India must focus on the electrification of commercial car fleets
As rising oil prices, air pollution, and falling battery costs make a case for electrification of road transport stronger by the day, it is important to remember that this is still an infant industry that needs sustained public support. While the Government of India (GOI) and many state governments have come up with impressive policies on the electric vehicle (EV) sector, there is yet another aspect that needs attention: The commercial car fleet segment, which includes both conventional and app-based taxis and large corporate fleets.
Focusing on the electrification of commercial car fleets has benefits. For one, commercial vehicles get utilised a lot more than private cars, yield a quicker payback, reducing oil consumption and urban pollution significantly. In addition, faster payback and absence of credit constraints for large-fleet owners mean lesser subsidy per vehicle than private cars.
In a recent study, researchers led by the first author at the University of California, Los Angeles, analysed data from over 700,000 taxi trips (covering 15 million vehicle kilometres) in New Delhi on the Ola platform. They concluded that a fleet of about 23,000 EVS, supported by a network of 3,000 50-kilowatt charges, would be enough to satisfy New Delhi’s entire present ride-share demand.

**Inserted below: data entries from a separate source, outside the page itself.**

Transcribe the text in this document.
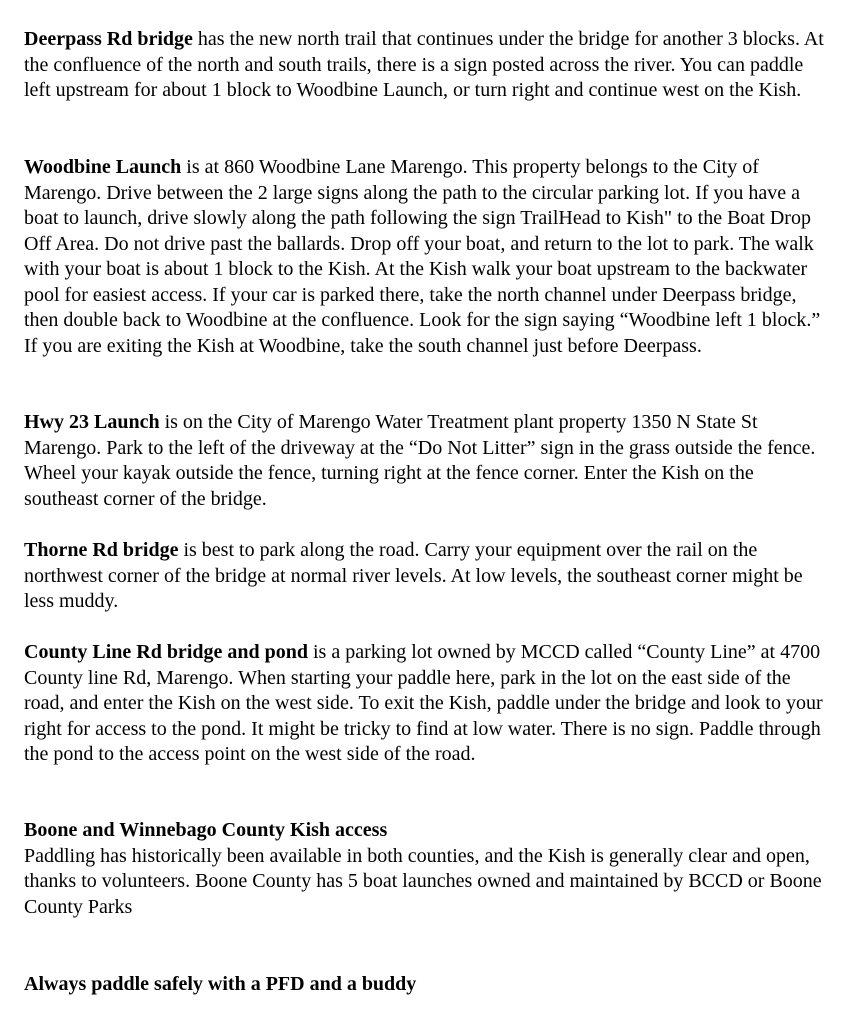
Deerpass Rd bridge has the new north trail that continues under the bridge for another 3 blocks. At the confluence of the north and south trails, there is a sign posted across the river. You can paddle left upstream for about 1 block to Woodbine Launch, or turn right and continue west on the Kish.

Woodbine Launch is at 860 Woodbine Lane Marengo. This property belongs to the City of Marengo. Drive between the 2 large signs along the path to the circular parking lot. If you have a boat to launch, drive slowly along the path following the sign TrailHead to Kish" to the Boat Drop Off Area. Do not drive past the ballards. Drop off your boat, and return to the lot to park. The walk with your boat is about 1 block to the Kish. At the Kish walk your boat upstream to the backwater pool for easiest access. If your car is parked there, take the north channel under Deerpass bridge, then double back to Woodbine at the confluence. Look for the sign saying “Woodbine left 1 block.” If you are exiting the Kish at Woodbine, take the south channel just before Deerpass.

Hwy 23 Launch is on the City of Marengo Water Treatment plant property 1350 N State St Marengo. Park to the left of the driveway at the “Do Not Litter” sign in the grass outside the fence. Wheel your kayak outside the fence, turning right at the fence corner. Enter the Kish on the southeast corner of the bridge.

Thorne Rd bridge is best to park along the road. Carry your equipment over the rail on the northwest corner of the bridge at normal river levels. At low levels, the southeast corner might be less muddy.

County Line Rd bridge and pond is a parking lot owned by MCCD called “County Line” at 4700 County line Rd, Marengo. When starting your paddle here, park in the lot on the east side of the road, and enter the Kish on the west side. To exit the Kish, paddle under the bridge and look to your right for access to the pond. It might be tricky to find at low water. There is no sign. Paddle through the pond to the access point on the west side of the road.

Boone and Winnebago County Kish access
Paddling has historically been available in both counties, and the Kish is generally clear and open, thanks to volunteers. Boone County has 5 boat launches owned and maintained by BCCD or Boone County Parks
Always paddle safely with a PFD and a buddy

The upfront investment in vehicles and infrastructure would be recouped in less than two years through savings on fuel and maintenance costs, even after taking into account factors such as the cost of charging infrastructure, including the rental cost of land used for installing charging stations and the current market price of popular EVS (post GOI subsidies).
More significantly, the study estimates that electrifying the entire ride-share fleet could eliminate 180 metric tonnes of tailpipe nitric oxide emissions and 0.14 metric tonnes of particulate emissions annually.
State and city governments would do well to take full advantage of the support offered by GOI for production and adoption of EVS and lead the way in enacting ambitious policies to both push and help (mostly in non-fiscal ways) large and wellfinanced commercial and corporate fleets to move away from diesel and petrol cars.
Two critical next steps needed to accelerate this initiative would include major original equipment manufacturers (OEM) delivering a variety of car models and the emergence of an effective and adequate fast-charging infrastructure. OEMS would do well to design cars for interoperability across different charging networks owned and operated by OEMS or third-party charging service providers. In addition, to overcome range anxiety issues, it would be imperative to set up fastcharging stations.
Initially, public-charging stations will need government financing, concessional or rentfree land, necessary changes in regulatory provisions of urban planning and building bylaws, and differential power pricing.
From a policy perspective, a critical missing element is mandates requiring large fleet owners to transition to EVS and for OEMS to begin to meet a particular share of annual sales through EVS. Policymakers can reduce the cost of compliance through a credit-trading system that allows fleets to both trade credits across firms and across vehicle segments (between cars, buses and e-delivery trucks) to a limited extent. Furthermore, to ensure this transition minimises reliance on vehicle components and chargers imports, policymakers could consider additional credits to OEMS in proportion to the domestic value content in a given vehicle or charging infrastructure.